In a speech earlier this month South African President Thabo Mbeki referred to India’s success in creating great companies, as an example for his country as it entered its second decade after liberation in 1994. The fact India has developed, like Japan and South Korea, but unlike, say, Malaysia and Thailand, world-class companies with managements that have international credibility, will stand it in good stead.
Of course, India always had plenty of soft power, staring with the freedom struggle. Unlike, for instance, the Russian and Chinese revolutions, whose legacy are controversial, to put it mildly, India’s independence movement is universally regarded as embodying the finest values of humanity, a moral beacon for all ages. Gandhi, India’s greatest export of soft power, has inspired freedom fighters in the decades after 1947. Martin Luther King, Poland’s Solidarity movement, Nelson Mandela, imbibed their techniques from the Mahatma.
Unfortunately, a glorious freedom struggle did not translate into great economic performance. Though India’s economic performance in 1947-80 was far better than that of the British Raj, a disastrous turn leftward in the late 1960s ensured that for a time India’s lustre dimmed as countries like South Korea and Malaysia raced ahead, both in terms of per capita income and social indices, particularly health and education. The pernicious legacy of the high noon of socialism still blights many sectors.
It is almost universally true that sectors with a high degree of government involvement, sugar, fertilisers, petroleum are all doing badly. That’s a lesson the government and the wider political class needs to keep in mind as it contemplates fiddling with booming sectors such as retail or natural gas.

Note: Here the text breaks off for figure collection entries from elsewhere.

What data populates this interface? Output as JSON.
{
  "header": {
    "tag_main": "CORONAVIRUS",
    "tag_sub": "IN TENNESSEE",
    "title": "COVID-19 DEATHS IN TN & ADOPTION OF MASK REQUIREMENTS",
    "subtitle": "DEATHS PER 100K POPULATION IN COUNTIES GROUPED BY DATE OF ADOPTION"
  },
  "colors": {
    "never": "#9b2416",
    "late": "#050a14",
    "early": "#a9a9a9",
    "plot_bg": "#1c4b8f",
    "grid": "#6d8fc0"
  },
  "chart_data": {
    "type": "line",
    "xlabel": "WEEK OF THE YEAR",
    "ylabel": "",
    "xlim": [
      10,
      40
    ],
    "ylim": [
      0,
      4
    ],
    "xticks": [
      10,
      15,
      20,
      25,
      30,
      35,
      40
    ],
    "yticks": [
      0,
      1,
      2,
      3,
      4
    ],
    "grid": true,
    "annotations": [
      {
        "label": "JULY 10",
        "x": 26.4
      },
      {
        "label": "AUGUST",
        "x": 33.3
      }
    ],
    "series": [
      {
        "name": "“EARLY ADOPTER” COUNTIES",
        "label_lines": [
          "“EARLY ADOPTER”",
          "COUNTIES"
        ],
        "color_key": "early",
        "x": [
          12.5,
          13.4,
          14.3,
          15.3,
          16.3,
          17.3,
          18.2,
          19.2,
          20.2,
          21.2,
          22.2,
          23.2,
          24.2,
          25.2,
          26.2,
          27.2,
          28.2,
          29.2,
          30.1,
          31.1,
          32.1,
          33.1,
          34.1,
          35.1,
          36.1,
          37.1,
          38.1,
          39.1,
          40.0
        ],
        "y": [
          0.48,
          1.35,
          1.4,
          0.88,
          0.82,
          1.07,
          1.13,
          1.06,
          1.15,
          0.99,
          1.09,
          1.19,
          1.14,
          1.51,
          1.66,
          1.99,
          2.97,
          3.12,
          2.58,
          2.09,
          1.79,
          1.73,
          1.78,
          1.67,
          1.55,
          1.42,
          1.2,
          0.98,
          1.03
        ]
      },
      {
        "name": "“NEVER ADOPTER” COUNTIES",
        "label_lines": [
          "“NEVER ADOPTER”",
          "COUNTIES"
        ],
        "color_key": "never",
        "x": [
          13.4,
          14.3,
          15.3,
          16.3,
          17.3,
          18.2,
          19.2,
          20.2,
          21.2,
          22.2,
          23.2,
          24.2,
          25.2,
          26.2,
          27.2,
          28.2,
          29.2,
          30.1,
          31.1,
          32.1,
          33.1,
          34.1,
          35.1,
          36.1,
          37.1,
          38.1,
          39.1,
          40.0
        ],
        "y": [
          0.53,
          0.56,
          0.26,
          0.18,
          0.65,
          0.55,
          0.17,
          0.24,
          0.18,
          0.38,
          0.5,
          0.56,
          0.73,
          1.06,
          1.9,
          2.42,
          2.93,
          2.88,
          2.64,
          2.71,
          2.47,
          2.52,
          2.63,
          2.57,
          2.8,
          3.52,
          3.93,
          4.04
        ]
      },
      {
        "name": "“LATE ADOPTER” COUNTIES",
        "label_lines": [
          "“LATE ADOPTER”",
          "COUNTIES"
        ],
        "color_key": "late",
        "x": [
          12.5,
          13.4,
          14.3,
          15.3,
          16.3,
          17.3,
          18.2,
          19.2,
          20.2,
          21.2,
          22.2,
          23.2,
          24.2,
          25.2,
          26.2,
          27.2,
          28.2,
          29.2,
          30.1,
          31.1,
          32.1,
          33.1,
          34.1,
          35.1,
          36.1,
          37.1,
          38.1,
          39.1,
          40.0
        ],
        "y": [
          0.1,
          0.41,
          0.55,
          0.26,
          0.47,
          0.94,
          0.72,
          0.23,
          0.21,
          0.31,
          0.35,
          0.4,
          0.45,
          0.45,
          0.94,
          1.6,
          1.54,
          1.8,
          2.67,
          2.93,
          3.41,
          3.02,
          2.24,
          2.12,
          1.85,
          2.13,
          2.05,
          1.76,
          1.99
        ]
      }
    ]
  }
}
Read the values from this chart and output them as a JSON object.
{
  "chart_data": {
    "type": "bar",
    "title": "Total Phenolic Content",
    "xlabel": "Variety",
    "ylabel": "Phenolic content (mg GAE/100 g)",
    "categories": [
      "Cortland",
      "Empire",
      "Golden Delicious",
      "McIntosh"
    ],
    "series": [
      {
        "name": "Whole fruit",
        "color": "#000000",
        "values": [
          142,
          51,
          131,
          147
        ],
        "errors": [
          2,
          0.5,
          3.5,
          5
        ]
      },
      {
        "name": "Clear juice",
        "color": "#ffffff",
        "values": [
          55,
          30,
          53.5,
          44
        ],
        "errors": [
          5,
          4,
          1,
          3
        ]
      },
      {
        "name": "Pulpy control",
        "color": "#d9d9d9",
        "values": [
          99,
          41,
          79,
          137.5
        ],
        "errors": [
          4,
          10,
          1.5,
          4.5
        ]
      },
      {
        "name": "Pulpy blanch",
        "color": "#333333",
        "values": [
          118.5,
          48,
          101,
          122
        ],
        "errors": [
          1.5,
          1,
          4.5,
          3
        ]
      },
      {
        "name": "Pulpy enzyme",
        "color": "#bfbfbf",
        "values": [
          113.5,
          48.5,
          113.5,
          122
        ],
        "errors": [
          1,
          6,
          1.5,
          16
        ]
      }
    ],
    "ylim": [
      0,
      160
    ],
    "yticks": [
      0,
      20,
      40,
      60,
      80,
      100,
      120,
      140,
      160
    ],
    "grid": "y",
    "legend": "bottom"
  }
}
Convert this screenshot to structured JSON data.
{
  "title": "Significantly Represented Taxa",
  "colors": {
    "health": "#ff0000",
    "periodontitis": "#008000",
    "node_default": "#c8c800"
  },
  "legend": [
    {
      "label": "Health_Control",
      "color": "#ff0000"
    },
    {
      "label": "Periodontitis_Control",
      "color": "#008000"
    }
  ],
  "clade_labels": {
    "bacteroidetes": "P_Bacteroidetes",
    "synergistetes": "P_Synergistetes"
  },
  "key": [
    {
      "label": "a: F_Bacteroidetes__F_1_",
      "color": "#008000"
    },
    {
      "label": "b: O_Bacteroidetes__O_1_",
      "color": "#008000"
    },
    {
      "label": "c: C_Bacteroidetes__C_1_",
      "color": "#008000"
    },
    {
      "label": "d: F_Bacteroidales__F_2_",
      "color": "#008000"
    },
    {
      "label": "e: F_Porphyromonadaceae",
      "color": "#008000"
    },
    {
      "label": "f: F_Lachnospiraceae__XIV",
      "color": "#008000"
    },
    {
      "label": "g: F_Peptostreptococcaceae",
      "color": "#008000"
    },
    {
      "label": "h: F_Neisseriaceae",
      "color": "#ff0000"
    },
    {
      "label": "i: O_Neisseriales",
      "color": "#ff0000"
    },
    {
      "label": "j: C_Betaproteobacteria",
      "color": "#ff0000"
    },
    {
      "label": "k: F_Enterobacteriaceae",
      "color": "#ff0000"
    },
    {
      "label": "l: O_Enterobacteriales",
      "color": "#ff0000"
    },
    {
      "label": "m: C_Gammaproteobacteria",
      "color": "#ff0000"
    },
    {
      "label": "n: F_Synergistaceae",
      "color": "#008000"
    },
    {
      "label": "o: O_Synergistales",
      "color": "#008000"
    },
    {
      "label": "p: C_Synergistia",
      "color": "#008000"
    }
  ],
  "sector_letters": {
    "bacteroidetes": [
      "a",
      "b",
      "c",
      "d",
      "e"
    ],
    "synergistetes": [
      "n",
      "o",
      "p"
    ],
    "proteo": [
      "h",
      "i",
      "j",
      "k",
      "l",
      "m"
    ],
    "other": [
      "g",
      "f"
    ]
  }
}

It’s not clear if India’s politicians, many of whom are ‘knowledge -proof’, as Manmohan Singh in his avatar as finance minister once described them, entirely get it. India seems to have hit a sweet spot with savings and investment in the 34-35% range and the demographic dividend — 25% of Indians are between 20 and 35 — kicking in. According to a recent McKinsey report, India’s consumer market, currently the 12th largest in the world, will reach the size of Italy by 2015, and will be the fifth largest by 2025. Its middle class will be close to 600 million by then.
As in the case of the East-Asian miracle, high growth appears to be engendering high savings leading to high growth. GDP growth in the 8-9% range for a 20-year period will transform India. It will generate tax revenues, which if wisely spent, will improve India’s wretchedly poor social sector indices. These include an infant mortality rate of 58 per 1,000, life expectancy of 64 and the fact that too few Indians go to college.
Improving these statistics will help make growth more inclusive by enabling more and more Indians to participate in the higher rungs of the globalisation ladder. But then only high growth can generate enough revenues to make that happen. To ensure this India will have to spend more on upgrading its still abysmal infrastructure: power, roads and ports. A lot of this will be through private investment, though the government will have to step in, in case of rural roads, water supply and irrigation.
Apart from its role in hard infrastructure creation, the government will need to work concertedly at its governance, right from ensuring transparent bidding processes for public-private projects to ensuring delivery of health and education services. Above all, the state ought to reduce uncertainty in business decision, which it generates by constantly changing all rules and the occasional ban. The fabulous legacy of the freedom struggle can only be nurtured, for the next 60 years and beyond, by more economic freedom.